The owners of Philadelphia's two major newspapers have threatened to liquidate or sell the company's assets if they can't get new labor contracts by Friday, according to the union representing journalists.

Local Newspaper Guild leaders were meeting Thursday with executives of Interstate General Media LLC, the group that owns The Philadelphia Inquirer, Daily News and its joint website, Philly.com.

The Guild notified its members last week of the alleged threat, saying the company was demanding new agreements with all 11 unions. Ten unions have been working without contracts since October; the current Guild contract expires next October.

Owners are seeking $8 million in concessions from Guild members alone, and the union does not want to reopen their agreement.

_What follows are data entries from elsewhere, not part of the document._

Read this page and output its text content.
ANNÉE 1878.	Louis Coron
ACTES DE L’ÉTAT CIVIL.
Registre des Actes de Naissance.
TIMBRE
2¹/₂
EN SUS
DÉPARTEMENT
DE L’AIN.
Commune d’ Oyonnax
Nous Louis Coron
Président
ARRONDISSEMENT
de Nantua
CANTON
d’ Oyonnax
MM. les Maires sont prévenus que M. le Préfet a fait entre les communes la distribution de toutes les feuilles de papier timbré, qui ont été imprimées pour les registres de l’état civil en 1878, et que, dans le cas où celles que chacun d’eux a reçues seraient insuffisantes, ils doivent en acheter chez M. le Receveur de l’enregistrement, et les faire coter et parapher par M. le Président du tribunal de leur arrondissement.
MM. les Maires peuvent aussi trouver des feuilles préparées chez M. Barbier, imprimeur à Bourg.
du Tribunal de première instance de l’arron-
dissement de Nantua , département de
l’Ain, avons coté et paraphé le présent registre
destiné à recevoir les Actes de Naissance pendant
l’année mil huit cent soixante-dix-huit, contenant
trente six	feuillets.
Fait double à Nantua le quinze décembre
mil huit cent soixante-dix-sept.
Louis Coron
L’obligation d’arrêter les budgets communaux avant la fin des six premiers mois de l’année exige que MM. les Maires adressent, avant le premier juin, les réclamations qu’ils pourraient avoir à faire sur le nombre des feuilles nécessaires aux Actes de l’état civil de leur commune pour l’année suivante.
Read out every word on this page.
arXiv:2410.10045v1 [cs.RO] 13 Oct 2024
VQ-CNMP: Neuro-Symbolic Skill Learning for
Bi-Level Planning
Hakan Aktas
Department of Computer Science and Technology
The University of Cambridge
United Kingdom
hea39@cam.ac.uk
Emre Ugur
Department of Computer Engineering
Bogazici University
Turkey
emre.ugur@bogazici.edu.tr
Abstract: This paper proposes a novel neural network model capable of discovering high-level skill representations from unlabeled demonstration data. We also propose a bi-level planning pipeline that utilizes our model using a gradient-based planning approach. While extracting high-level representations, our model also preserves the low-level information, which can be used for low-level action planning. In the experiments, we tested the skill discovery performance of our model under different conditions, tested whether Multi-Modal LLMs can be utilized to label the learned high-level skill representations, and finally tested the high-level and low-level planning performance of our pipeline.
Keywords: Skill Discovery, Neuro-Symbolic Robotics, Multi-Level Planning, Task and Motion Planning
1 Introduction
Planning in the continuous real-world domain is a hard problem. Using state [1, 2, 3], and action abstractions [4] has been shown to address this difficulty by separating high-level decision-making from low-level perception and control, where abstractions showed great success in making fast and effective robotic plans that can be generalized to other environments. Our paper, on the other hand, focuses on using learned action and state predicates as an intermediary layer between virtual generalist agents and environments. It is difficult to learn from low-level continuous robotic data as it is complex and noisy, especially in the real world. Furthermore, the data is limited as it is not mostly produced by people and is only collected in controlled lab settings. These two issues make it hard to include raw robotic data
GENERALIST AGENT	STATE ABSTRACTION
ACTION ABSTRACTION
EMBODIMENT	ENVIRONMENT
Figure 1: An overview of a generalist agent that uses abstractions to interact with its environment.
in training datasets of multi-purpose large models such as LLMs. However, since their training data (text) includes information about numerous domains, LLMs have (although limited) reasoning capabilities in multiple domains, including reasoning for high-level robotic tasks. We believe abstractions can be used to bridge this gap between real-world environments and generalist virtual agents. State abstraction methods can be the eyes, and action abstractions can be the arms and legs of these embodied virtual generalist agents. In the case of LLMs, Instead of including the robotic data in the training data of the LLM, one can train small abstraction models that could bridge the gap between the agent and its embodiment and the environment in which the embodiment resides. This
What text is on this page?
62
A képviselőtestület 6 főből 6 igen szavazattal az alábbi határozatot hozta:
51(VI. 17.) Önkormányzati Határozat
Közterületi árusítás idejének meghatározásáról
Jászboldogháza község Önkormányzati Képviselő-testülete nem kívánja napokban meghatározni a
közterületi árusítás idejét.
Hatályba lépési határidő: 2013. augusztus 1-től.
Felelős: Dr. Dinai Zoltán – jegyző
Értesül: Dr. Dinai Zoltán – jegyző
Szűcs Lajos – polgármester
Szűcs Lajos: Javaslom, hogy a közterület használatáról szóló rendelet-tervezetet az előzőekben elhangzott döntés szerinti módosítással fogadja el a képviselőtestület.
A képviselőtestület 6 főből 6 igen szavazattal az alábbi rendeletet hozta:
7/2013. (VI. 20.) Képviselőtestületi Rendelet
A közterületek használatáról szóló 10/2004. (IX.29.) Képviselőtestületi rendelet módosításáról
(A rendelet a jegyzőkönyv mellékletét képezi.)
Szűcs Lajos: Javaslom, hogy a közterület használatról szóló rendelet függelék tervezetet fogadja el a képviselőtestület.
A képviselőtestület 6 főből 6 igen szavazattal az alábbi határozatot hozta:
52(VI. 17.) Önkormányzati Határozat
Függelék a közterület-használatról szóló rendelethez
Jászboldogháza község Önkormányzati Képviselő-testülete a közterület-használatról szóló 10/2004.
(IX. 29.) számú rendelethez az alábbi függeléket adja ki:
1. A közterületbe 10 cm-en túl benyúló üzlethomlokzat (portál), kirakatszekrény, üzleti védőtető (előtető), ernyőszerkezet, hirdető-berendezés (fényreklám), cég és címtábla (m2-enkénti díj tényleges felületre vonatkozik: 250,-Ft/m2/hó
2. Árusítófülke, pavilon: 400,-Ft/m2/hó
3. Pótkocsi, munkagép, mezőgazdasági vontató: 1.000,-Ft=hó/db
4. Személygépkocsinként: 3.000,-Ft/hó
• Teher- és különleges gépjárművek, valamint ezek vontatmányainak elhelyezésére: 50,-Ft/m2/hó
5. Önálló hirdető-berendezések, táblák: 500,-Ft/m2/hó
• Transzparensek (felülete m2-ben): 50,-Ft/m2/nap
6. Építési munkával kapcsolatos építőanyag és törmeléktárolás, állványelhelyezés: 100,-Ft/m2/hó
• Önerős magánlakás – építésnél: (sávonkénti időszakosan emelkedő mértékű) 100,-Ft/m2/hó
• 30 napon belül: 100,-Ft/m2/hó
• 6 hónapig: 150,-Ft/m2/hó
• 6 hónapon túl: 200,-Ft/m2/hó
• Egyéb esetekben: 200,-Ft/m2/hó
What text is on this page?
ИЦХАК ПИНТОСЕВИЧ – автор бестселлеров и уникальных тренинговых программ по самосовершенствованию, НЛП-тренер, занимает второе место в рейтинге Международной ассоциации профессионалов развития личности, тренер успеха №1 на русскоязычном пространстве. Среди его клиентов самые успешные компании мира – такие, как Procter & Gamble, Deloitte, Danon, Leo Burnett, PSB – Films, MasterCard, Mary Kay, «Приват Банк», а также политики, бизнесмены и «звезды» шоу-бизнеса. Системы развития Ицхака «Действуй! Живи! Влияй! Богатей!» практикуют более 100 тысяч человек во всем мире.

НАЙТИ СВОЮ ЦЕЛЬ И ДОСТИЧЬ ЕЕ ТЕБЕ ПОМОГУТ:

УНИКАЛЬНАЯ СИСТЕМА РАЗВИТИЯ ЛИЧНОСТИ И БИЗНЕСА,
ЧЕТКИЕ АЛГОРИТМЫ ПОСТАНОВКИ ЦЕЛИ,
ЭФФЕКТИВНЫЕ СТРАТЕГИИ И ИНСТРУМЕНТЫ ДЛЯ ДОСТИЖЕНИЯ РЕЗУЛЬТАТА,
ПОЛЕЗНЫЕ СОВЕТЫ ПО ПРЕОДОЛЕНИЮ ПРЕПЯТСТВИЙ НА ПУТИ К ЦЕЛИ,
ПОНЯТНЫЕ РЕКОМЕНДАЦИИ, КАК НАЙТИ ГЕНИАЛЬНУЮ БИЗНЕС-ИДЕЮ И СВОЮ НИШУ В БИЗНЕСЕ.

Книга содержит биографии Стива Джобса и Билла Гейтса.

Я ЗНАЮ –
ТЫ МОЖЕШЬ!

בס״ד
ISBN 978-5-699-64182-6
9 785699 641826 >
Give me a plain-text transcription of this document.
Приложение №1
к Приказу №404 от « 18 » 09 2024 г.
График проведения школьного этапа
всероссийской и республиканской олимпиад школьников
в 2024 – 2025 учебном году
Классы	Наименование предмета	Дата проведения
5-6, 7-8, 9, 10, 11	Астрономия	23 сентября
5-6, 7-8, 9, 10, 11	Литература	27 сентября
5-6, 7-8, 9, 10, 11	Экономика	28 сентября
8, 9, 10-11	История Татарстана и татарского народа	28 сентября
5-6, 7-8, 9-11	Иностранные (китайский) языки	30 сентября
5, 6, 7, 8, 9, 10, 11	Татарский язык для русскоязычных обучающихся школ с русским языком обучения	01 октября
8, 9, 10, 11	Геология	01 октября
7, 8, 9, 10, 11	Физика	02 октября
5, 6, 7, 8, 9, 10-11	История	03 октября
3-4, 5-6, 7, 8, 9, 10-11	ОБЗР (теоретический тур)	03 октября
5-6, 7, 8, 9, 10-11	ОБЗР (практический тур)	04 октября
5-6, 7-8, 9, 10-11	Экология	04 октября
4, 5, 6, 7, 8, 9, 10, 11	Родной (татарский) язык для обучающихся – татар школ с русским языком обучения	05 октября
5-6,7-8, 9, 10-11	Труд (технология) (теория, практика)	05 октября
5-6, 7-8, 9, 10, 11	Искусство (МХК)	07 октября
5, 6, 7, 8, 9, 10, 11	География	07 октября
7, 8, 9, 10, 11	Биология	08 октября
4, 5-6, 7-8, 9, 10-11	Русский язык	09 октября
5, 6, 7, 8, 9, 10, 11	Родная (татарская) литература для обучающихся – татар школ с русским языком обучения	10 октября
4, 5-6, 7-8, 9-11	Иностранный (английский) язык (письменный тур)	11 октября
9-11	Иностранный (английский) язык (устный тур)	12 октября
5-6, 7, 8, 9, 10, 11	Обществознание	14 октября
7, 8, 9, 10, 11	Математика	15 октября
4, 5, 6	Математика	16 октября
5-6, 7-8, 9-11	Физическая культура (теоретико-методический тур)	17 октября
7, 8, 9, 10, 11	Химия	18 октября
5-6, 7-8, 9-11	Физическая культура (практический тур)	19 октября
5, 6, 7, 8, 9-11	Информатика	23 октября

"We will not be held out as scapegoats, to be blamed for not bargaining a new agreement while we have one standing," Guild president Dan Gross wrote in a Jan. 12 letter to members. "The owners are smart businessmen who do not leap into business deals or investments blindly."

Several powerful local business leaders formed Interstate General Media to buy the financially troubled newspapers in April for about $55 million. It's the fifth company to own the media outlets since 2006.

Bill Ross, executive director of the local Guild, said in an email Thursday morning that the meeting with management was in progress. A spokesman for Interstate declined to comment.

Gross, a gossip columnist for the Daily News, stepped down from his union position Wednesday after being approved for a buyout. He leaves the company Feb. 1.

Teamsters Local 628 President John Laigaie, which represents newspaper delivery drivers, did not immediately return a call on Thursday. Laigaie told the Inquirer last week that while the possibility of selling assets or liquidation had been raised during bargaining talks with his unit, he hadn't been notified that Friday was a deadline for such a decision.

For years now, the newspaper industry has been savaged by rising costs and declining advertising revenue as readers increasingly consume news for free online.

The Philadelphia newspapers have endured especially tumultuous times. Owner Knight Ridder sold them to McClatchy in 2006, and a group of local investors shelled out a whopping $515 million to buy the properties from McClatchy a few months later.

That company, Philadelphia Newspapers LLC, filed for bankruptcy in 2009. Creditors paid $139 million for the papers at a bankruptcy auction in 2010, and Interstate paid less than half that to acquire them nine months ago.

In April, the newest owners pledged patience and an extra $10 million for newsroom operations even as they conceded the company hadn't made money for years. They said overall revenue had dropped from about $500 million six years ago to half that, while costs had not declined nearly that much.